Looking over the database in the Azure management studio (strangely one of the few parts of the Azure that still uses Silverlight) showed that one particular table was consuming the majority of the database. Taking a quick look at the rows it was pretty obvious as to why this was the case, I had a couple columns that had lengthy URLs in them and over the 6 million or so records I had this amounted to a huge amount of space being used. No worries I thought, SQL has to have some kind of built in compression to deal with this and so off I went looking for an easy solution.
As it turns out SQL Server does and its implementation would’ve provided the benefits I was looking for without much work on my end. However Azure SQL doesn’t support it and the current solution to this is to implement row based compression inside your application. If you’re straight up dumping large XML files or giant wads of text into SQL rows then this might be of use to you however if you’re trying to compress data at a page level then you’re out of luck, unless you want to code an extravagant solution (like creating a compression dictionary table in the same database, but that’s borderline psycotic if you ask me).

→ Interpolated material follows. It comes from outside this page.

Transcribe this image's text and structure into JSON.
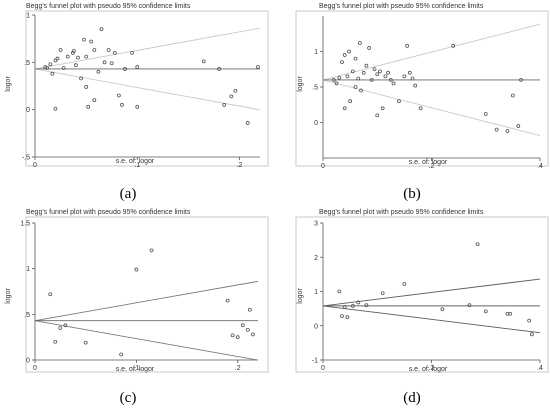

The solution for me was to move said problem table into its own database and, during the migration, trim out all the fat contained within the data. There were multiple columns I never ended up using, the URL fields were all very similar and the largest column, the one most likely causing me to chew through so much space, was no longer needed now that I was able to query that data properly rather than having to work around Azure Table Storage’s limitations. Page compression would’ve been an easy quick fix but it would’ve only been a matter of time before I found myself in the same situation, struggling to find space where I could get it.
For me this experience aptly demonstrated why its good to work within strict constraints as left unchecked these issues would’ve hit me much harder later on. Sure it can feel like I’m spinning my wheels when hitting issues like this is a monthly occurrence but I’m still in the learning stage of this whole thing and lessons learned now are far better than ones I learn when I finally move this thing into production.